Харви сжал пальцами виски, словно мысли причиняли ему боль, сощурился. В глазах замелькали белые звезды. Он напряг челюсти и так стиснул зубы, что голова и в самом деле разболелась. Только теперь воспоминания, казалось, покинули его. Раскачиваясь, Пол растирал лицо огромными ручищами и просидел так довольно долго.
Снаружи завывал ветер.
Глава 8
Гарольд смотрел, как в щербатой кастрюльке закипает молоко, одновременно прислушиваясь к завыванию ветра. Временами порывы его были столь мощными, что, казалось, вот-вот снесут непрочный деревянный домик, содрогавшийся при каждой очередной атаке разбушевавшейся стихии.
Уединенное жилище Пирса находилось не более чем в четырехстах ярдах от основного здания, видного из окон комнаты. В кухоньке окна отсутствовали, и Гарольд стоял в желтоватом свете голой, без абажура, пятидесятиваттной лампочки, свисавшей с потолка на скрученном шнуре. Тут стояла небольшая газовая плита, в углу примостились старая эмалированная раковина и несколько навесных шкафчиков, наскоро прибитых к деревянной стенке поржавевшими гвоздями. На кухне, едва ли имевшей двенадцать квадратных футов, пахло сыростью. Западную стену сплошь покрывала плесень. «Но, слава Богу, хоть крыша не течет», — подумал Гарольд.
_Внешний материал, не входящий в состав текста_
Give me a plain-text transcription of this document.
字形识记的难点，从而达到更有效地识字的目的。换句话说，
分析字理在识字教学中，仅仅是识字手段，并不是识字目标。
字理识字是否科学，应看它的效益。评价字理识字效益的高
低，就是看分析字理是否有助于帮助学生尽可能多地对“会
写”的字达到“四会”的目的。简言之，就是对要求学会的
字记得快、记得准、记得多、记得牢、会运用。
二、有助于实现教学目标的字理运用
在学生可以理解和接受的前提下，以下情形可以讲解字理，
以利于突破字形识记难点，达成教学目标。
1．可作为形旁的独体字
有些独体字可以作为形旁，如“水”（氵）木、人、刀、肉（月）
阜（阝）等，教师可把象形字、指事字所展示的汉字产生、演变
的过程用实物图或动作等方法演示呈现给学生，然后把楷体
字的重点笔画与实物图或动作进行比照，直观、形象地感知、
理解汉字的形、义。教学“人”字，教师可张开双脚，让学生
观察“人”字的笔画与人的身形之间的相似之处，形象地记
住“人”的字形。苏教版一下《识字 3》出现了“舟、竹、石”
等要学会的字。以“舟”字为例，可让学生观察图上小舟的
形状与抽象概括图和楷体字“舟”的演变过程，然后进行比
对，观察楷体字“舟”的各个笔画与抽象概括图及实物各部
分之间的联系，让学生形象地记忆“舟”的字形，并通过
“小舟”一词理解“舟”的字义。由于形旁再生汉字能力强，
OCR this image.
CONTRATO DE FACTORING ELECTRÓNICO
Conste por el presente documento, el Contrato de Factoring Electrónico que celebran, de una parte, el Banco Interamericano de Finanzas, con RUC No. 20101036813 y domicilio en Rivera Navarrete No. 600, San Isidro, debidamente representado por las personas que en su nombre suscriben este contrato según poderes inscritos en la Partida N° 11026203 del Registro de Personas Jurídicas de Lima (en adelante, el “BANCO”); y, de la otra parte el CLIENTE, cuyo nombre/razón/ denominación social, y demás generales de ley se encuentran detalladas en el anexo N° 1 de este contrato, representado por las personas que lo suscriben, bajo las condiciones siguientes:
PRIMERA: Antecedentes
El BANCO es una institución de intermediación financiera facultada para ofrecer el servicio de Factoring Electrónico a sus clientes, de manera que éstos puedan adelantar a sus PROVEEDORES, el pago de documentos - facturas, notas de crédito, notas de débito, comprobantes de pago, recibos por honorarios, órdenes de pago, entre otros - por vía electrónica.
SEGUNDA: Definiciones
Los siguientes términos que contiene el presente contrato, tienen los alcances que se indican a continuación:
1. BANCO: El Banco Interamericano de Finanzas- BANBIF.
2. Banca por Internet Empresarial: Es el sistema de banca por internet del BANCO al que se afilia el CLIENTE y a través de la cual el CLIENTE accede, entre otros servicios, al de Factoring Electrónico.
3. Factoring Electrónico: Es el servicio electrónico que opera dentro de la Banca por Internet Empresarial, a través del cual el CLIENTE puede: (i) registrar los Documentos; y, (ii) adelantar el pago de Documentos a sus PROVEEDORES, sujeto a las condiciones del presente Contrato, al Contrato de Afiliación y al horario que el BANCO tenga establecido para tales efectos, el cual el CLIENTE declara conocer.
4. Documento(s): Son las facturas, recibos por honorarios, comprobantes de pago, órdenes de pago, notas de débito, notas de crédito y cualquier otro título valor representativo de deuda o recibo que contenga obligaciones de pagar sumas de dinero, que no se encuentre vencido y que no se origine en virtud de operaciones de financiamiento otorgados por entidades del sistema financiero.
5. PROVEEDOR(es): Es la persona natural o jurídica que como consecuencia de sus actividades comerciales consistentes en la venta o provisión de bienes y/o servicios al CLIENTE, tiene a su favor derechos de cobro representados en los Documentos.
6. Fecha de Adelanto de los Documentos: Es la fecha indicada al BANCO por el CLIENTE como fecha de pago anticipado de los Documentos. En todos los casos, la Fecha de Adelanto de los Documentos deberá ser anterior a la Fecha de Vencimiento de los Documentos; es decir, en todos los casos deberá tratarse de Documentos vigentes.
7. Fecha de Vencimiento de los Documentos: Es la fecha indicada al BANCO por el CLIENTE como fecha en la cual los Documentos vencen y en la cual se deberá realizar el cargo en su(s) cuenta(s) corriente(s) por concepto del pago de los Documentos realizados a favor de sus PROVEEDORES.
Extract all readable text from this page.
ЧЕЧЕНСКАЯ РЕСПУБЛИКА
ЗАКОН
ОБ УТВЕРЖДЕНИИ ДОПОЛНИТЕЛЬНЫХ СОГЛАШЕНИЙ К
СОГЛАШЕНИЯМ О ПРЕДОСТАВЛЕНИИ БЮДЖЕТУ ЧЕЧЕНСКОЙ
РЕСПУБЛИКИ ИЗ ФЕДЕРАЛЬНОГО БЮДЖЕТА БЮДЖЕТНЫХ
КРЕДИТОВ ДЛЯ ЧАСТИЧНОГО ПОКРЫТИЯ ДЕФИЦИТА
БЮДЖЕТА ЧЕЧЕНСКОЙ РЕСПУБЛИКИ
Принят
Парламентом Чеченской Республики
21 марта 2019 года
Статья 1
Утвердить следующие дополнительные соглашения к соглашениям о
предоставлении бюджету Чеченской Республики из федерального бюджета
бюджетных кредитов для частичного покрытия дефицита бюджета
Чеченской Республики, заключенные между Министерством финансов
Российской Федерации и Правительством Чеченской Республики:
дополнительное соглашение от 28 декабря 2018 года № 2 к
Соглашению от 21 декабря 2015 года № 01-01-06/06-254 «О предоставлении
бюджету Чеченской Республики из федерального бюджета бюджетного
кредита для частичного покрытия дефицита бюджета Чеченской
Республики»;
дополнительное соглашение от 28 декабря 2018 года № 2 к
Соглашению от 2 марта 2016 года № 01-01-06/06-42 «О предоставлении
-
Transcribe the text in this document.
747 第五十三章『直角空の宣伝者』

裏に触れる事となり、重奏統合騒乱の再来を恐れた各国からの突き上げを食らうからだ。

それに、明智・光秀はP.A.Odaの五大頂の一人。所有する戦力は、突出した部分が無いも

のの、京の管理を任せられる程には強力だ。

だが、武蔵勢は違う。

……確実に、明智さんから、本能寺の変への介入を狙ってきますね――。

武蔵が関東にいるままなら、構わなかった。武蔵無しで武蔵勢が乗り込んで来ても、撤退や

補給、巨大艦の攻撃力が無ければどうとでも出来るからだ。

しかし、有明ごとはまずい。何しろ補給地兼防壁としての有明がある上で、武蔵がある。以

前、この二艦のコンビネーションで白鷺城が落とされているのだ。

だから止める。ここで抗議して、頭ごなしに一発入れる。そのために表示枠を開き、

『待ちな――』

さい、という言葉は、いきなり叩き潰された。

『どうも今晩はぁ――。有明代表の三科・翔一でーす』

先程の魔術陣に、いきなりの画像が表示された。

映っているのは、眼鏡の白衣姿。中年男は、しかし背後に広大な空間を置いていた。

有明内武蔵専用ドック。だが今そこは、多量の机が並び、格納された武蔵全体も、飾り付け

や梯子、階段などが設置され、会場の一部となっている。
Перед его приходом кто-то пытался, очевидно наскоро, произвести уборку, но по многим признакам можно было догадаться, что здесь не жили по крайней мере лет пять-шесть. Везде лежал толстый слой пыли и сажи, поэтому Гарольд решил сам все основательно вычистить в выходные дни. В конце концов, отныне здесь его дом.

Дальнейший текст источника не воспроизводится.